E in vero una frotta di carabinieri reali a cavallo, guardia del corpo, armati di spada, di pollici e di manette, annunziò la presenza del monarca sardo. Il re, coll’assisa (uniforme) di generale, montava un cavallo arabo. Lo seguiva un codazzo di generali, di ciambellani, di servitori: tutta gente avversa a Garibaldi, a codesto plebeo donator di regni. Disotto al cappellino, Garibaldi s’era acconciato il fazzoletto di seta per proteggere le orecchie e le tempie dalla mattutina umidità. All’arrivo del re, cavatosi il cappellino, rimase il fazzoletto. Il re gli stese la mano dicendo:
– Oh, vi saluto, caro Garibaldi, come state?
– E Garibaldi: Bene Maestà e Lei?
– E il re: Benone!
Garibaldi, alzando la voce e girando gli occhi, come chi parla alle turbe, gridò:
-Viva il Re d’Italia!
-E i circostanti: Viva il re!Vittorio Emanuele, trattosi in disparte pel libero transito delle truppe, s’intrattenne qualche tempo a colloquio col generale. Postomi con istudio vicino ad ambedue, ero vago d’intendere per la prima volta come parlino i re, e di avverare se all’altissimo grado corrisponda l’altezza dell’ingegno e del pensiero. La situazione era epica: suolo campano e Capua a poca ora; grandi ombre di consoli romani e di Annibale; incontro degli eserciti di Castelfidardo e di Maddaloni; vigilia della battaglia; contatto della camicia rossa e della porpora; d’un principe ricevitore e d’un popolano datore di una corona; trasformazione d’un regolo in re d’Italia.

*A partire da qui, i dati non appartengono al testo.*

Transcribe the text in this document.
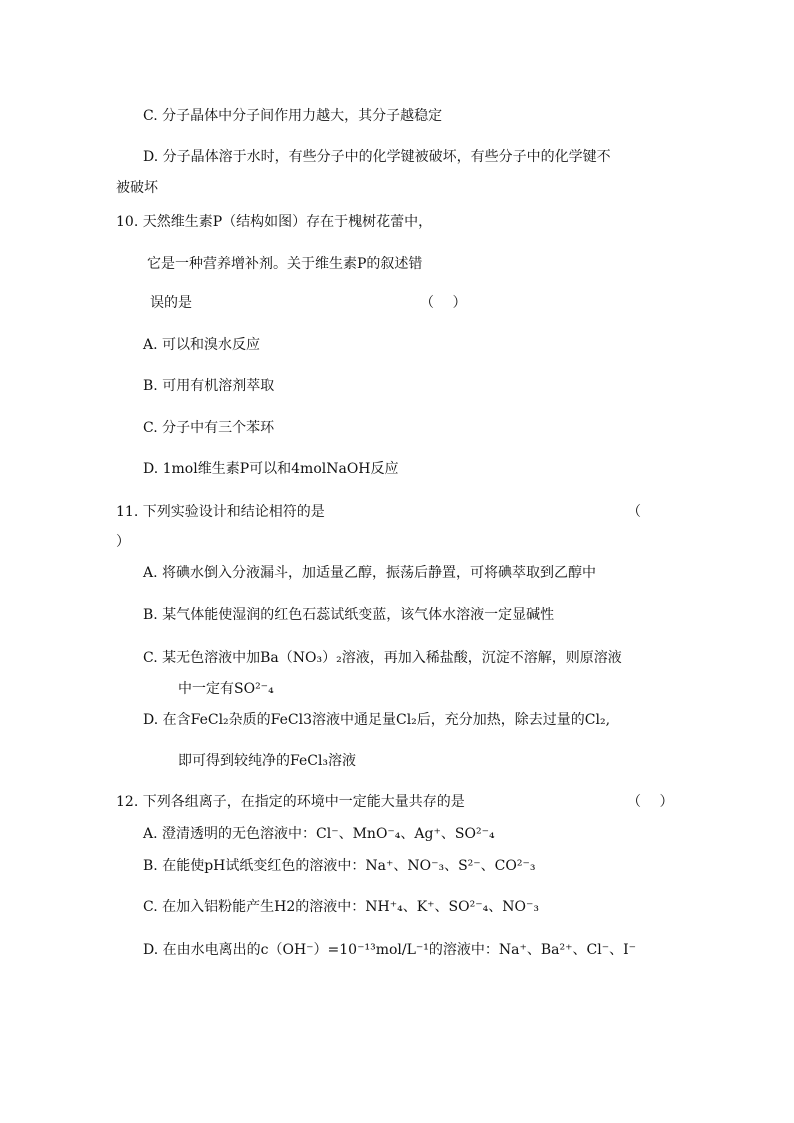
C. 分子晶体中分子间作用力越大，其分子越稳定
D. 分子晶体溶于水时，有些分子中的化学键被破坏，有些分子中的化学键不
被破坏
10. 天然维生素P（结构如图）存在于槐树花蕾中，
它是一种营养增补剂。关于维生素P的叙述错
误的是	（　 ）
A. 可以和溴水反应
B. 可用有机溶剂萃取
C. 分子中有三个苯环
D. 1mol维生素P可以和4molNaOH反应
11. 下列实验设计和结论相符的是	（
）
A. 将碘水倒入分液漏斗，加适量乙醇，振荡后静置，可将碘萃取到乙醇中
B. 某气体能使湿润的红色石蕊试纸变蓝，该气体水溶液一定显碱性
C. 某无色溶液中加Ba（NO₃）₂溶液，再加入稀盐酸，沉淀不溶解，则原溶液
中一定有SO²⁻₄
D. 在含FeCl₂杂质的FeCl3溶液中通足量Cl₂后，充分加热，除去过量的Cl₂,
即可得到较纯净的FeCl₃溶液
12. 下列各组离子，在指定的环境中一定能大量共存的是	（　 ）
A. 澄清透明的无色溶液中：Cl⁻、MnO⁻₄、Ag⁺、SO²⁻₄
B. 在能使pH试纸变红色的溶液中：Na⁺、NO⁻₃、S²⁻、CO²⁻₃
C. 在加入铝粉能产生H2的溶液中：NH⁺₄、K⁺、SO²⁻₄、NO⁻₃
D. 在由水电离出的c（OH⁻）=10⁻¹³mol/L⁻¹的溶液中：Na⁺、Ba²⁺、Cl⁻、I⁻
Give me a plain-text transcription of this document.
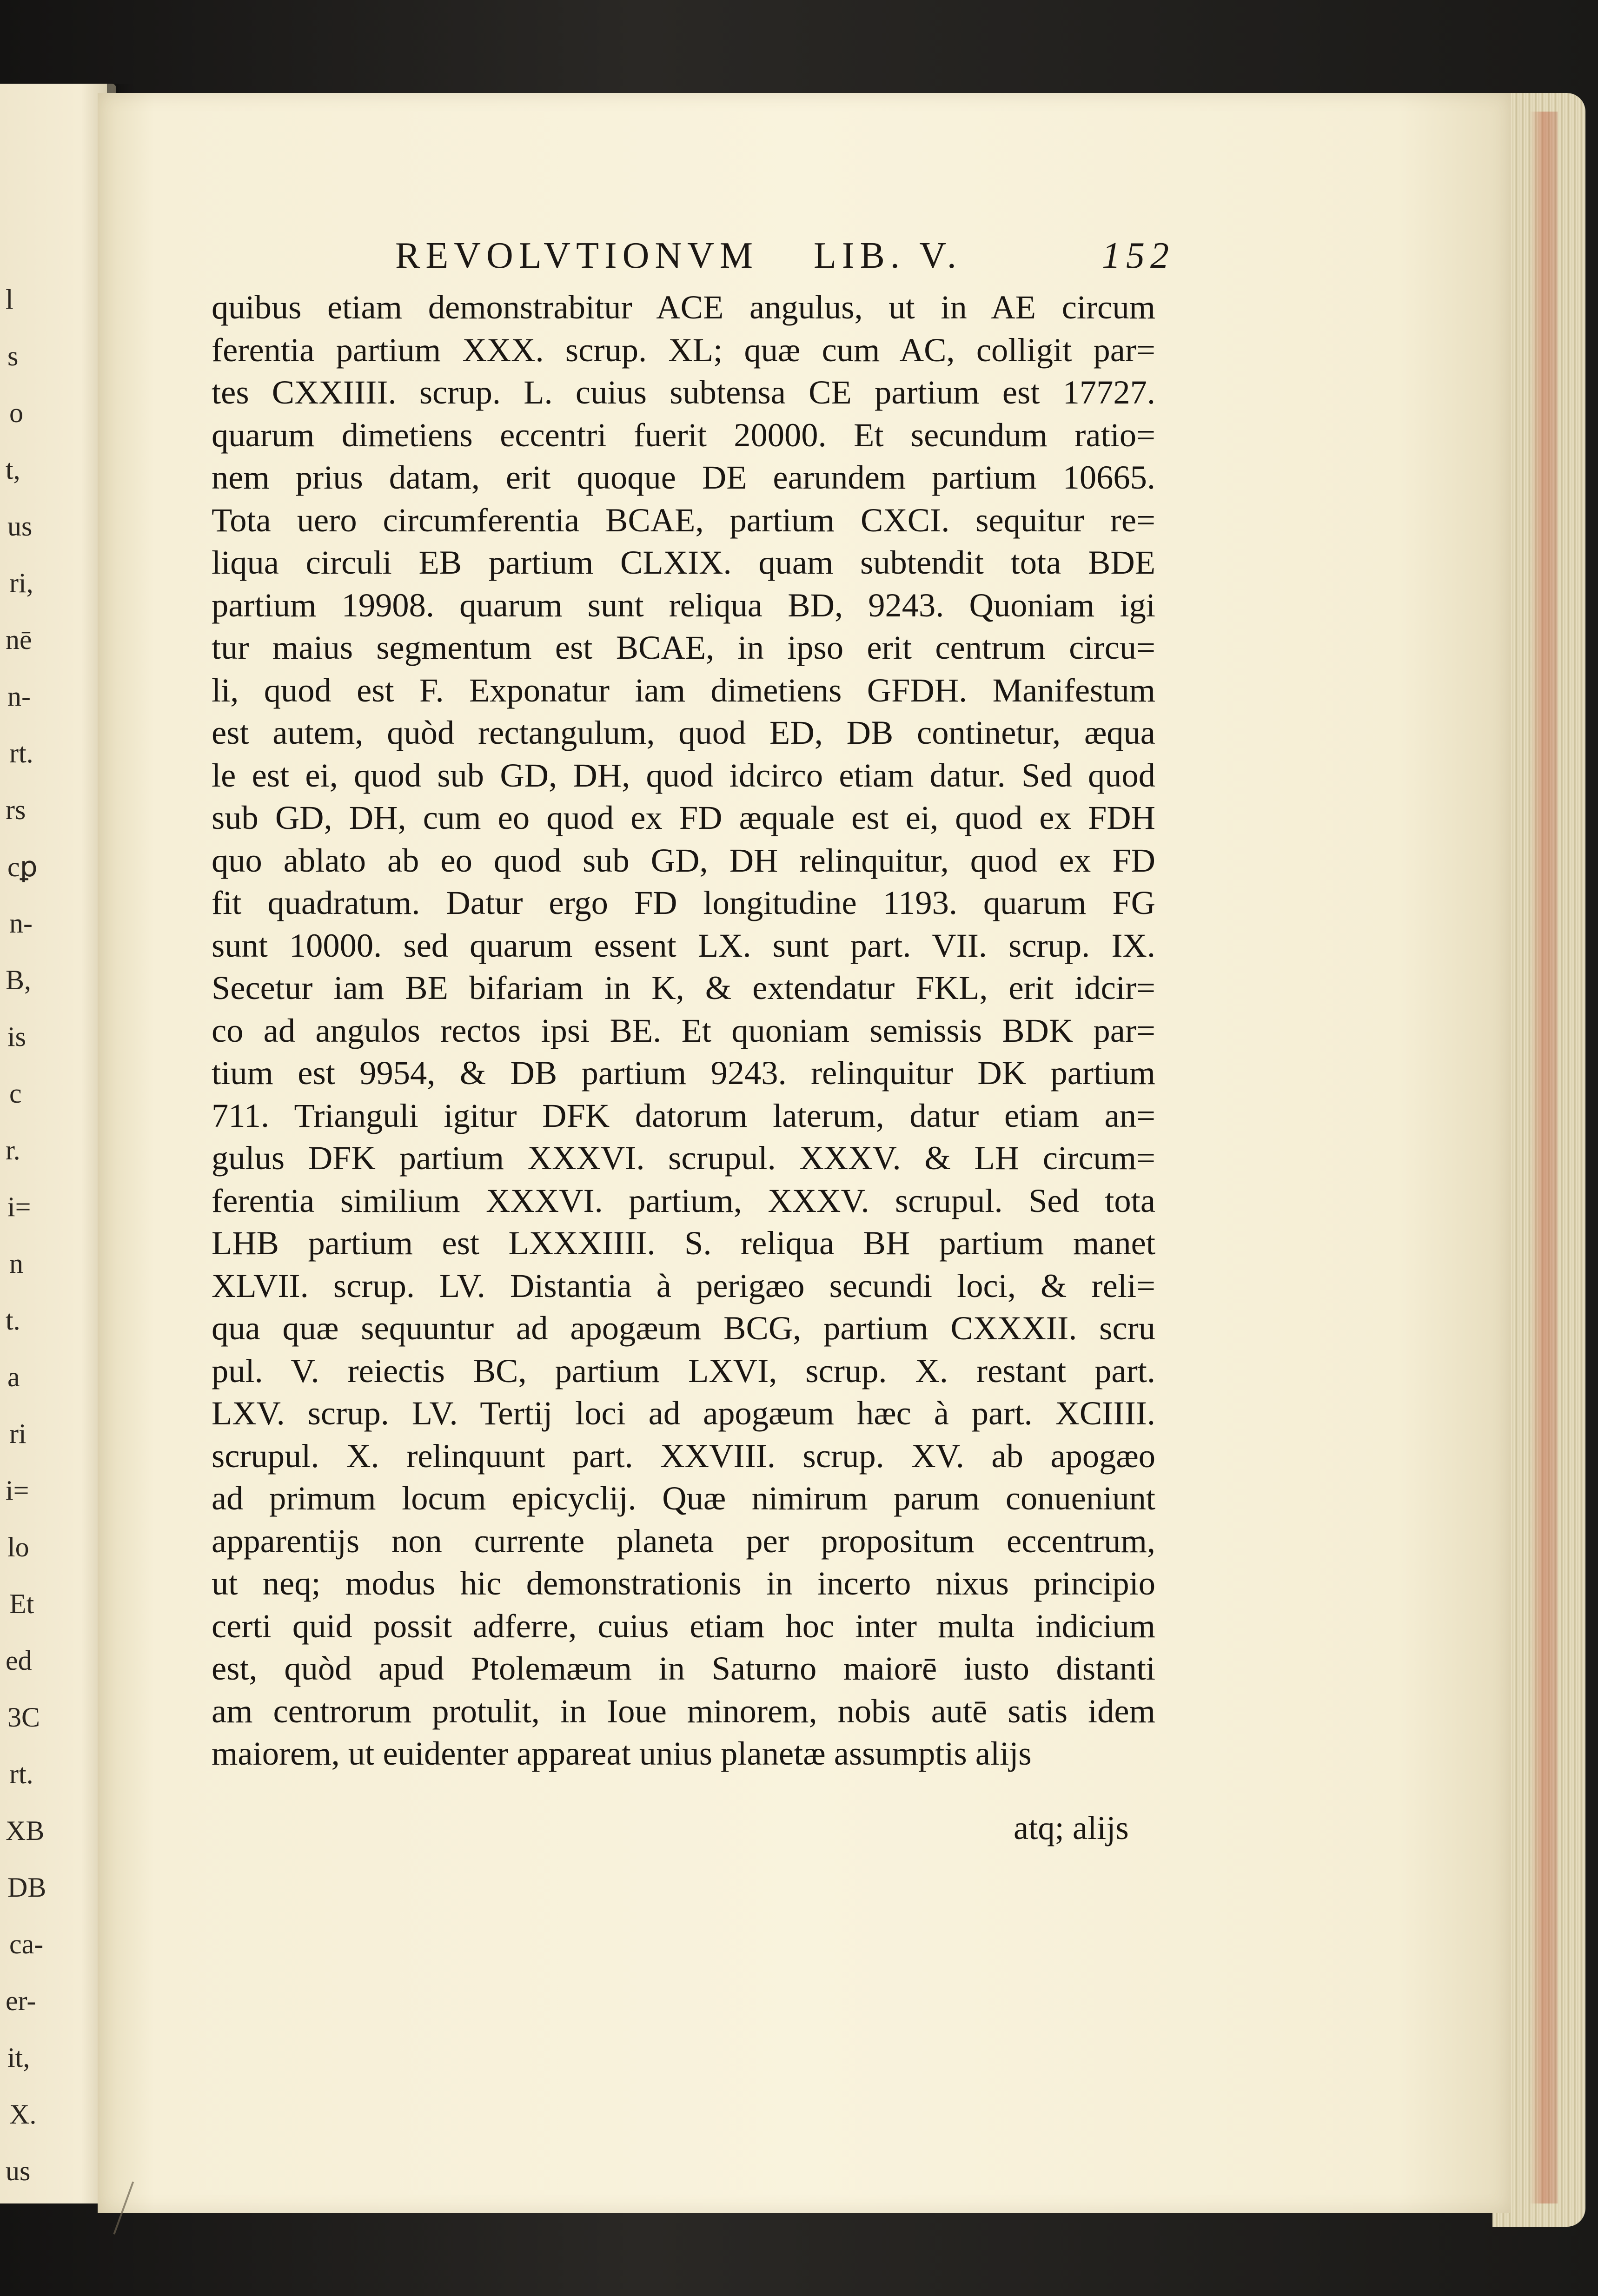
l
s
o
t,
us
ri,
nē
n-
rt.
rs
cꝑ
n-
B,
is
c
r.
i=
n
t.
a
ri
i=
lo
Et
ed
3C
rt.
XB
DB
ca-
er-
it,
X.
us
REVOLVTIONVM LIB. V.	152
quibus etiam demonstrabitur ACE angulus, ut in AE circum
ferentia partium XXX. scrup. XL; quæ cum AC, colligit par=
tes CXXIIII. scrup. L. cuius subtensa CE partium est 17727.
quarum dimetiens eccentri fuerit 20000. Et secundum ratio=
nem prius datam, erit quoque DE earundem partium 10665.
Tota uero circumferentia BCAE, partium CXCI. sequitur re=
liqua circuli EB partium CLXIX. quam subtendit tota BDE
partium 19908. quarum sunt reliqua BD, 9243. Quoniam igi
tur maius segmentum est BCAE, in ipso erit centrum circu=
li, quod est F. Exponatur iam dimetiens GFDH. Manifestum
est autem, quòd rectangulum, quod ED, DB continetur, æqua
le est ei, quod sub GD, DH, quod idcirco etiam datur. Sed quod
sub GD, DH, cum eo quod ex FD æquale est ei, quod ex FDH
quo ablato ab eo quod sub GD, DH relinquitur, quod ex FD
fit quadratum. Datur ergo FD longitudine 1193. quarum FG
sunt 10000. sed quarum essent LX. sunt part. VII. scrup. IX.
Secetur iam BE bifariam in K, & extendatur FKL, erit idcir=
co ad angulos rectos ipsi BE. Et quoniam semissis BDK par=
tium est 9954, & DB partium 9243. relinquitur DK partium
711. Trianguli igitur DFK datorum laterum, datur etiam an=
gulus DFK partium XXXVI. scrupul. XXXV. & LH circum=
ferentia similium XXXVI. partium, XXXV. scrupul. Sed tota
LHB partium est LXXXIIII. S. reliqua BH partium manet
XLVII. scrup. LV. Distantia à perigæo secundi loci, & reli=
qua quæ sequuntur ad apogæum BCG, partium CXXXII. scru
pul. V. reiectis BC, partium LXVI, scrup. X. restant part.
LXV. scrup. LV. Tertij loci ad apogæum hæc à part. XCIIII.
scrupul. X. relinquunt part. XXVIII. scrup. XV. ab apogæo
ad primum locum epicyclij. Quæ nimirum parum conueniunt
apparentijs non currente planeta per propositum eccentrum,
ut neq; modus hic demonstrationis in incerto nixus principio
certi quid possit adferre, cuius etiam hoc inter multa indicium
est, quòd apud Ptolemæum in Saturno maiorē iusto distanti
am centrorum protulit, in Ioue minorem, nobis autē satis idem
maiorem, ut euidenter appareat unius planetæ assumptis alijs
atq; alijs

Sua Maestà favellò del buon tempo e delle cattive strade, intercalando le considerazioni con rauchi richiami e con alcune ceffate al nobile corsiero irrequieto. Indi si mosse. Garibaldi gli cavalcava alla sinistra, e a venti passi di distanza il quartiere generale garibaldino alla rinfusa col sardo.
Ma a poco a poco le due parti si separarono, respinta ciascuna al proprio centro di gravità; in una riga le umili camicie rosse, nell’altra a parallela superbe assise lucenti d’oro, d’argento, di croci e di gran cordoni.
Se non che, immezzo alla vanità di queste umane grandezze sorgeva in atto benigno e vestita di realtà l’idea d’una buona colazione che i regi cuochi precorsero ad imbandirci presso Teano. In tanto strepito d’armi e corruscare di spallini e ondeggiare di cimieri, i contadini accorrevano attoniti ad acclamare Garibaldi.
Dei due che precedevano, ignorando quale ei fosse, posero con certezza gli occhi sul più bello. Garibaldi procacciava di deviare quegli applausi sul re, e, trattenuto d’un passo il cavallo, inculcava loro con molta intensità d’espressione:
– Ecco Vittorio Emanuele, il re, il nostro re, il re d’Italia; viva lui!
I paesani tacevano e ascoltavano, ma non comprendendo sillaba di tutto ciò, ripicchiavano il Viva Calibardo! Il povero generale alla tortura sudava sangue dagli occhi, e conoscendo come il principe tenesse alle ovazioni e quanto la popolarità propria lo irritasse, avrebbe volentieri regalato un secondo regno pur di strappare dal labbro di quegli antipolitici villani un Viva il re d’Italia! anche un semplice Viva il re! Ma la difficoltà si sciolse prontamente, perché Vittorio Emanuele spinse il cavallo al galoppo.
Tutti noi gli si galoppò dietro, e con noi Farini, il quale, agguantata la testa della sella, curava poco le redini e meno le staffe, e ad ogni movimento della bestia le brache aggroppavansigli alla volta delle ginocchia. Per buona sorte il re, oltrepassati i villani, si rimise al passo, rassettò la tunica, raddrizzò il berretto, asciugò il sudore e riatteggiossi decorosamente. Al ponte d’un torrentello che tocca Teano, Garibaldi fece di cappello al re; questi proseguì sulla strada suburbana, quegli passò il ponte, e separaronsi l’un l’altro ad angolo retto. Noi seguimmo Garibaldi, i regi il re.
Dopo l’incontro il re si ferma a Teano mentre il generale ritorna fra i suoi sul Volturno. A Jessie White, moglie del patriota Alberto Mario e fautrice della causa italiana, Garibaldi confida amareggiato: “Jessie, ci hanno messi alla coda“.